Section 14(c) of the Fair Labor Standards Act allows employers to pay workers with disabilities less than the minimum wage because of the false assumption that they are less productive than nondisabled workers. This antiquated provision breeds low expectations and discourages disabled Americans from reaching their full potential. HR 831 responsibly phases out the use of the 14(c) Special Wage Certificates, ending the era of segregated, subminimum wage work.

Electronic instructional materials have replaced traditional methods of learning in postsecondary education, but the overwhelming majority of e-books, courseware, web content, and other technology are inaccessible to students with print disabilities. The law mandates equal access in the classroom but fails to provide a prescription to schools for how that applies to technology. The TEACH Act creates accessibility guidelines for electronic instructional materials that will guide the market, give clarity to schools, and protect blind students’ rights to critical course material.
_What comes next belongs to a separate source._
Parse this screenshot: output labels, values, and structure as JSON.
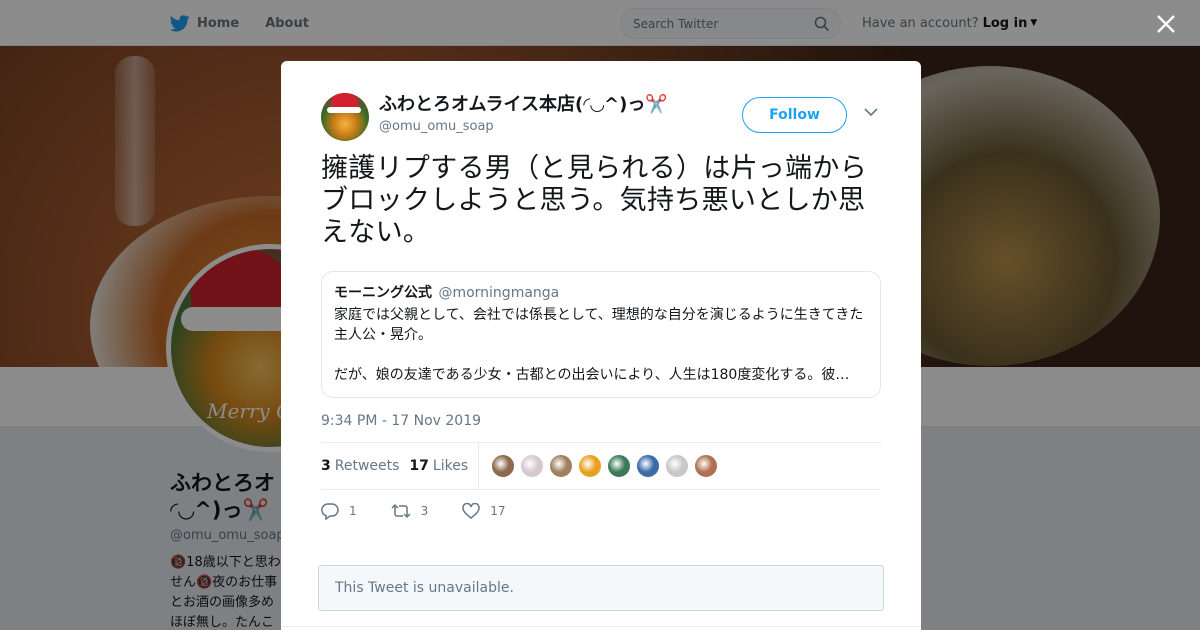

Passenger interaction with technology is a central component of air travel. The Air Carrier Access Act prohibits discrimination on the basis of disability by airlines, but it was written before the emergence of websites, kiosks, and mobile apps. These tools are all inaccessible to blind travelers despite readily-available solutions, resulting in segregation and substandard service. ACTA calls for all technology-based air travel services to be accessible to blind passengers.

The real problem of blindness is not the loss of eyesight; it is the misunderstanding and lack of information that exist. Given the proper training and opportunity, blindness can be reduced to a physical nuisance. Americans have a strong philosophy of equality, but there are profound flaws in the application of our doctrine as it applies to people with disabilities. These bills help close the gaps. We urge Congress to protect our rights in the workplace, classroom, and air travel by supporting these legislative initiatives.